Biringer: Kollegen am Institut für Institut für vergleichende Medien- und Kommunikationsforschung der ÖAW und an der Universität Wien, Andreas Riedel und Jakob Moritz Eberl, haben sich am Anfang der Pandemie angeschaut, welche Wünsche die österreichische Bevölkerung an die Corona-Berichterstattung hatte. Eine der größten Erwartungen der Menschen war, dass der Journalismus zu Hilfeleistungen für besonders betroffene Personen motiviert. Das wäre auch eine Form des konstruktiven Journalismus.

Wo wurde dieses Bedürfnis nach konstruktivem Journalismus medial aufgefangen?
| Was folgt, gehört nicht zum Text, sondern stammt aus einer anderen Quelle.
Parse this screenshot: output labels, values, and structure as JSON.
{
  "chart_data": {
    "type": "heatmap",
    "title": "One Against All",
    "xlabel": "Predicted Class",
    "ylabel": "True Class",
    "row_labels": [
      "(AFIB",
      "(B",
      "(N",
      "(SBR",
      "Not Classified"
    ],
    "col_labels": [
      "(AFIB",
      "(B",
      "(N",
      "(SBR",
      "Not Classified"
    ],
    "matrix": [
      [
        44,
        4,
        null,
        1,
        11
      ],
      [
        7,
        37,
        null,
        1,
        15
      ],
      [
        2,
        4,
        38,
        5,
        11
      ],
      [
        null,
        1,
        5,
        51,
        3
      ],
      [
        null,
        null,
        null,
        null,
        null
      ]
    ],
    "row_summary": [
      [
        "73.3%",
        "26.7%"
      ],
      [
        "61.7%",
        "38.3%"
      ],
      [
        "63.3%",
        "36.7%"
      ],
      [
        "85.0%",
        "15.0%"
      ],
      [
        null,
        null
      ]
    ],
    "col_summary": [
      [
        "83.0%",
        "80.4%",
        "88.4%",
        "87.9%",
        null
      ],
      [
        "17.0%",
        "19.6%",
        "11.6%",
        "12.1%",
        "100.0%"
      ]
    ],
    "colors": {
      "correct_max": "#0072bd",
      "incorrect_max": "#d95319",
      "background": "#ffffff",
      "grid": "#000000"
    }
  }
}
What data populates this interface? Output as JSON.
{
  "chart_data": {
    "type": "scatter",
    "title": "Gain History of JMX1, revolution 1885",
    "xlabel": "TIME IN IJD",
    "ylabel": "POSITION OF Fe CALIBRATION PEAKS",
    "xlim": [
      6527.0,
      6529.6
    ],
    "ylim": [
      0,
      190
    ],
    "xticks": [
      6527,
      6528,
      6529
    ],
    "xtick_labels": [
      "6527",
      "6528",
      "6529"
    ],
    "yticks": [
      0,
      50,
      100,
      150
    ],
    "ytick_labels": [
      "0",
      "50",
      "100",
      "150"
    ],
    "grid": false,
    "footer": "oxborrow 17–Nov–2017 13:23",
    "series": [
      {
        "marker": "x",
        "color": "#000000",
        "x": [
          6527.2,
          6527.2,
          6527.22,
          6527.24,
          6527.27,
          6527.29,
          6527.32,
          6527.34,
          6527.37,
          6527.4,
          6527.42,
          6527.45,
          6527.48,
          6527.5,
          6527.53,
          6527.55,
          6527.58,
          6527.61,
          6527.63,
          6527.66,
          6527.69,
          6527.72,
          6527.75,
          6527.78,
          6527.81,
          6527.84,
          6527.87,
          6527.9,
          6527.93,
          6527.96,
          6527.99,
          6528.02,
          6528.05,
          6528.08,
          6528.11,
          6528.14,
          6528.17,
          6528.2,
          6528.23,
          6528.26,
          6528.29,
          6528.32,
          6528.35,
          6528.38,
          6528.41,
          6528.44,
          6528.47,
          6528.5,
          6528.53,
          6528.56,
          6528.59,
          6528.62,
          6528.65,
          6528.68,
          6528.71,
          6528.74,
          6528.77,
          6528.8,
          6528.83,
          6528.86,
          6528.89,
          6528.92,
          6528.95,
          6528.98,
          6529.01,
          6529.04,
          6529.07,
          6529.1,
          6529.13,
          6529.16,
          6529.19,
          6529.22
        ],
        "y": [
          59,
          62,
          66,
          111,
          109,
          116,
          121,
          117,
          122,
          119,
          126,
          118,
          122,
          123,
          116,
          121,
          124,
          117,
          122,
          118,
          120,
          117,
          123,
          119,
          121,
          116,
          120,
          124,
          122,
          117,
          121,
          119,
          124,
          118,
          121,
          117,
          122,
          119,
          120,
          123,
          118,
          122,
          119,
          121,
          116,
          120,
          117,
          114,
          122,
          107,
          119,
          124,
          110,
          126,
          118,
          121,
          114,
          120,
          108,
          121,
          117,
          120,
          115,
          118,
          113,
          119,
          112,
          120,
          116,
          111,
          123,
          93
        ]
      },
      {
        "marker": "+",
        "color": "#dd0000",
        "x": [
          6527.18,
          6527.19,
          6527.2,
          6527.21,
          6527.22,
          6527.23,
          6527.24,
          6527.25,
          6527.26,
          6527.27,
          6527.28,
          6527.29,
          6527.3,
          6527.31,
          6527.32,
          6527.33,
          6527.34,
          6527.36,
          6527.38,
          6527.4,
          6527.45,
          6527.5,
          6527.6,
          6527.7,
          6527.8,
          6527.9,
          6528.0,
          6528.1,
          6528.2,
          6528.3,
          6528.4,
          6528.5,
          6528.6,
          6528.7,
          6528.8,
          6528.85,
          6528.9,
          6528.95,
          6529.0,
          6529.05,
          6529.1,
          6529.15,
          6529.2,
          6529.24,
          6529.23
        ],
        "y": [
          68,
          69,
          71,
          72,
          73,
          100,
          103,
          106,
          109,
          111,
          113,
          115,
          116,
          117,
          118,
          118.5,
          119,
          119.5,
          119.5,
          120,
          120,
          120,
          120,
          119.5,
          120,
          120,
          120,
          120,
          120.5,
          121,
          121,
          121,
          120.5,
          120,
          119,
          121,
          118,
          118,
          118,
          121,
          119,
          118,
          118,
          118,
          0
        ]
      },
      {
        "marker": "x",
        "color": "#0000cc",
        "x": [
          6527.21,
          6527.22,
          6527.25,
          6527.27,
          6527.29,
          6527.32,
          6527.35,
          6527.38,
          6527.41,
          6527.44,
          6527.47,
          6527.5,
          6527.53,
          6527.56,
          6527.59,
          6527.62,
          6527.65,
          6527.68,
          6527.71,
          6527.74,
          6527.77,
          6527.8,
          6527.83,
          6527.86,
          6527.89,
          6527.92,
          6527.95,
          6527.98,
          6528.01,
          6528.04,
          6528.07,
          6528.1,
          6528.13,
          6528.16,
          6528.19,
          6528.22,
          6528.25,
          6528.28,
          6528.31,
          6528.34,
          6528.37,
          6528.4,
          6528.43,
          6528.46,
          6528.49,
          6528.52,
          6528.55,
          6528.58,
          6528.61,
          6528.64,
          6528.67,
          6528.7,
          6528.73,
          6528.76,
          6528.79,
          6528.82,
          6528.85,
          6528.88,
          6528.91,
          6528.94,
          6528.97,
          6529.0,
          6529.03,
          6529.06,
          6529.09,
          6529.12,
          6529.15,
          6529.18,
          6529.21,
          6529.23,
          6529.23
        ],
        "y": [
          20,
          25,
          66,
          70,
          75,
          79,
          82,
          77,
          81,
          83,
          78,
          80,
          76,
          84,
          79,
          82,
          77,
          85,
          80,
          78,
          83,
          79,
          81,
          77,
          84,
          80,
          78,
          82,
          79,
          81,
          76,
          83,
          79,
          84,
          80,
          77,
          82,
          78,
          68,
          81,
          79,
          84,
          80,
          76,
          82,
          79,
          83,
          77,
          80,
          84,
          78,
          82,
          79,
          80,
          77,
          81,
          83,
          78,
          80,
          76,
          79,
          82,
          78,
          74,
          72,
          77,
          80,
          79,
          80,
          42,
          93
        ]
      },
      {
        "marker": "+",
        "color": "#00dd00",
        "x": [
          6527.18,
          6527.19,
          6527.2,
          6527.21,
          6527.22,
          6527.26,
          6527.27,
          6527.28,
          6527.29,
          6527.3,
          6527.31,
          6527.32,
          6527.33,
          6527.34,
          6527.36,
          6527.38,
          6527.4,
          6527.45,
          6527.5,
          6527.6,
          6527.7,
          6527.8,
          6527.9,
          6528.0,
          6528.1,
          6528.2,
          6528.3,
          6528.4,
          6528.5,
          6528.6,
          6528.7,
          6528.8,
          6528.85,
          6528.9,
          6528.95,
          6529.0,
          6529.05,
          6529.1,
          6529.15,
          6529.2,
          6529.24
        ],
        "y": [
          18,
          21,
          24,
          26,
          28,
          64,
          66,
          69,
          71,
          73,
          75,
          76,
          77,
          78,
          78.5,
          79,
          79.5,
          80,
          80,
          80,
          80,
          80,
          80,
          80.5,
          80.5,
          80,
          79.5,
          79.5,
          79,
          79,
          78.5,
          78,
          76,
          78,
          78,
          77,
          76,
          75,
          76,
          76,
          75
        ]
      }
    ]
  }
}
Biringer: Wenn wir von den Medien in Österreich sprechen, dann reden wir von öffentlich-rechtlichen und privat-kommerziellen Anbietern. Als dritte Säule gibt es die nichtkommerziellen Sender, insgesamt 17 nichtkommerzielle Sender mit denen ich mich viel beschäftige. Derzeit analysiere ich anhand von Interviews, die ich mit Programmkoordinator:innen geführt habe, welche Schwerpunktsetzungen sie in der Pandemie verfolgt haben und der Fokus lag damals stark auf Service und Hilfeleistungen.

 

AUF EINEN BLICK

Katharina Biringer  ist wissenschaftliche Mitarbeiterin am Institut für vergleichende Medien- und Kommunikationsforschung der Österreichischen Akademie der Wissenschaften (ÖAW) und der Universität Klagenfurt. Ihre Forschungsschwerpunkte umfassen nichtkommerzielle Medien, politische Kommunikation, Medienkompetenz und -erziehung, Digitalisierung und Mediengeschichte.